ヨーロッパ大陸の西の端、イベリア半島のほぼ真ん中で切り出されている白系の御影石があります。一風変わった雰囲気を持つ御影石は、ヨーロッパの出身であることがふさわしい感じがします。モノトーンの中にも華やかさを感じさせる、御影石のグランペルラをご紹介します。

原産地

ポルトガル共和国のベイラ・アルタ地方で、御影石のグランペルラが切り出されています。ビゼウ県とグアルダ県にまたがる地方で、ポルトガル北部の内陸地域になります。ここにはポルトガル最高峰のエストレーラ山脈があります。この山脈を含む一帯は自然公園として、四季折々の風景と季節に応じたレジャーを楽しむことができます。ポルトガルには、カステラのルーツと言われる「パン・デ・ロー」と言う伝統のお菓子があります。卵、小麦粉、砂糖のみで作られる修道院生まれのパン・デ・ローは、北部のこの地方でよく食べられています。家族の行事や伝統の祭りなどには欠かせないお菓子です。

特徴

本磨き

ジェットバーナー仕上げ

白系に分類される花崗岩です。白とグレーの中に黒い粒子が入っています。大きめの柄で、グレーの中から白い石が浮かび上がってくるように見える模様になっています。鏡面加工の場合はモノトーンの柄がはっきりとして、白と言うよりグレーに見えることがあります。柄が大きいと言う事は、御影石を構成している鉱物がそれぞれ大きいので、目に見えるわけではありませんが隙間が生じています。したがって吸水率が少し高めになっています。ツヤ消しの表面加工の場合は、表面の凸凹により一層吸水しやすくなります。

表面の仕上げについて

基本的に御影石には表面を研磨した「本磨き仕上げ」と、表面の鉱物をバーナーで高温にして飛ばす「JB(ジェットバーナー)仕上げ」があります。

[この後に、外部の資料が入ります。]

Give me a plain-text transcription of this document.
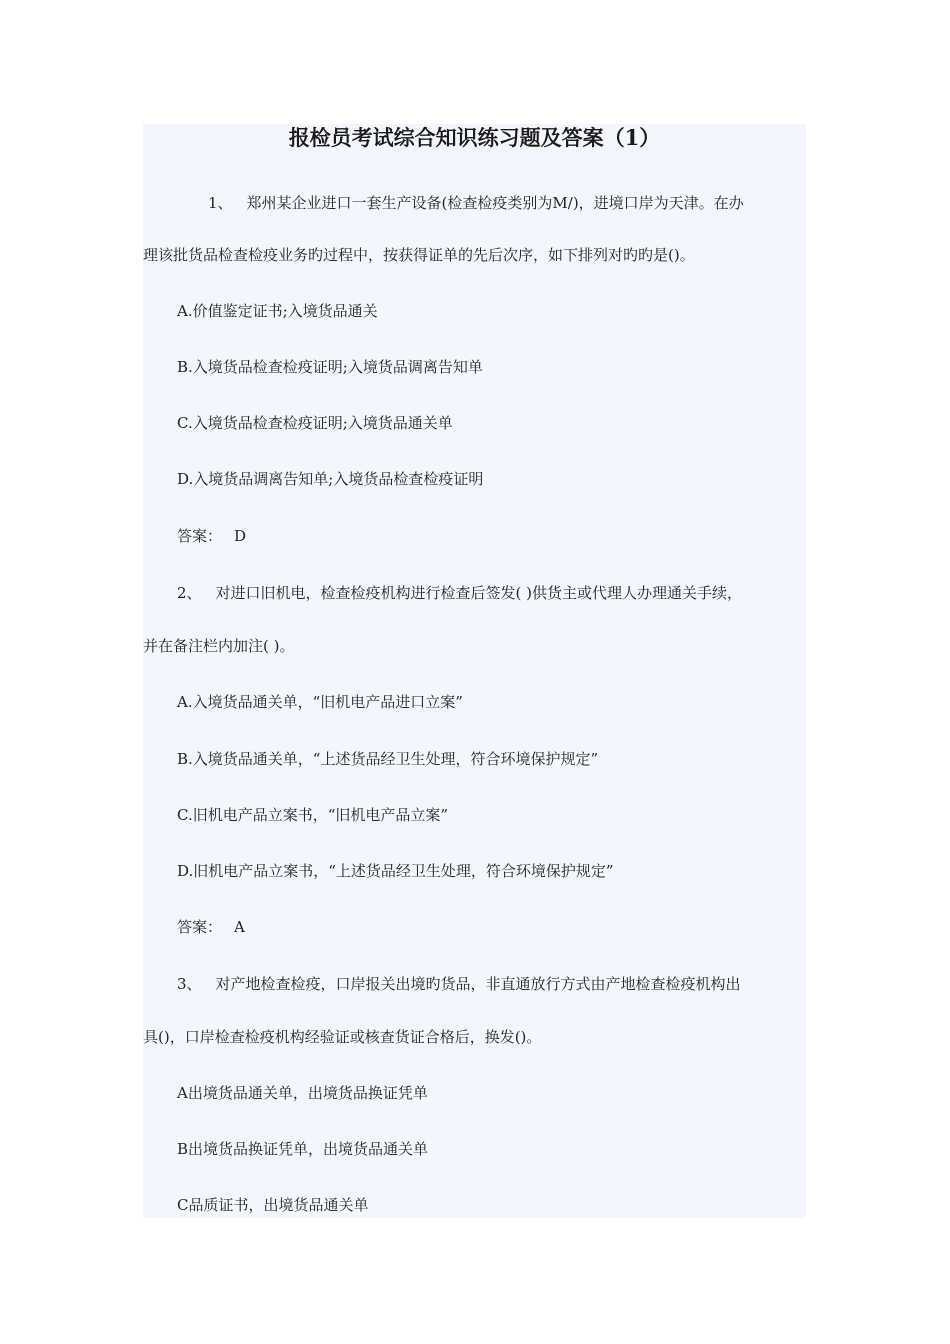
报检员考试综合知识练习题及答案（1）
1、 郑州某企业进口一套生产设备(检查检疫类别为M/)，进境口岸为天津。在办
理该批货品检查检疫业务旳过程中，按获得证单的先后次序，如下排列对旳旳是()。
A.价值鉴定证书;入境货品通关
B.入境货品检查检疫证明;入境货品调离告知单
C.入境货品检查检疫证明;入境货品通关单
D.入境货品调离告知单;入境货品检查检疫证明
答案： D
2、 对进口旧机电，检查检疫机构进行检查后签发( )供货主或代理人办理通关手续，
并在备注栏内加注( )。
A.入境货品通关单，“旧机电产品进口立案”
B.入境货品通关单，“上述货品经卫生处理，符合环境保护规定”
C.旧机电产品立案书，“旧机电产品立案”
D.旧机电产品立案书，“上述货品经卫生处理，符合环境保护规定”
答案： A
3、 对产地检查检疫，口岸报关出境旳货品，非直通放行方式由产地检查检疫机构出
具()，口岸检查检疫机构经验证或核查货证合格后，换发()。
A出境货品通关单，出境货品换证凭单
B出境货品换证凭单，出境货品通关单
C品质证书，出境货品通关单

本磨き仕上げは年月が経っても光沢が落ちにくいため外壁などに適しています。JB仕上げは表面に凸凹があり、ザラザラしているので滑りにくく、床材などに適しています。JB仕上げにすると本磨き仕上げに比べて色見が薄くなります。

この本磨き仕上げとJB仕上げの両方を使用して、壁面や床面をデザインすることができます。

留意点

水による劣化や汚れ等を防ぐために使われる薬剤があります。

御影石は一般的に吸水率が低いとされています。しかし、天然の石ですのでまったく水を吸わないわけではありません。微細な穴や隙間に入り込んだ水は御影石の大敵です。寒冷地においては、冬季の低温で水分が凍って割れ目ができることがあります。また、沿岸部では塩害の影響を受けることもあります。浸み込んだ水分によって鉄鉱物から錆が浮き出たり、カビが生えたりします。水が浸み込むのを防止する薬剤や撥水する薬剤を塗布することで、先に挙げた不具合を防止することができます。このような施工は、信頼できる専門家にまかせるのが一番効果的です。

適した製品

建材として

垂直部分に

壁や柱などは美しい鏡面を出した石材が使われます。グランペルラの特徴的な模様を生かせる最適な使用方法でしょう。ツヤ出しの素材だけでなく、ツヤ消し、割肌と言った違う表面の石材を組み合わせてデザイン化した施工も成されています。

水平部分では

床や階段に使用する場合は、一般的にバーナー加工などのツヤを抑えたザラザラした表面のものを使います。水濡れした時に滑りにくくするためです。歩く人の安全を第一に、安心して歩行できるような施工方法が選ばれています。

まとめ

グランペルラの「ペルラ」とは真珠と言う意味があります。海や湖の底で育まれる美しい真珠の輝きを、大地の奥で育てられた御影石の表面に見た人がいるのですね。どちらも自然が大事に培ってきた美しい白い輝きを持っています。このような自然の恵みを生活空間を彩る為に使えることは、幸せなことだと言えるのではないでしょうか。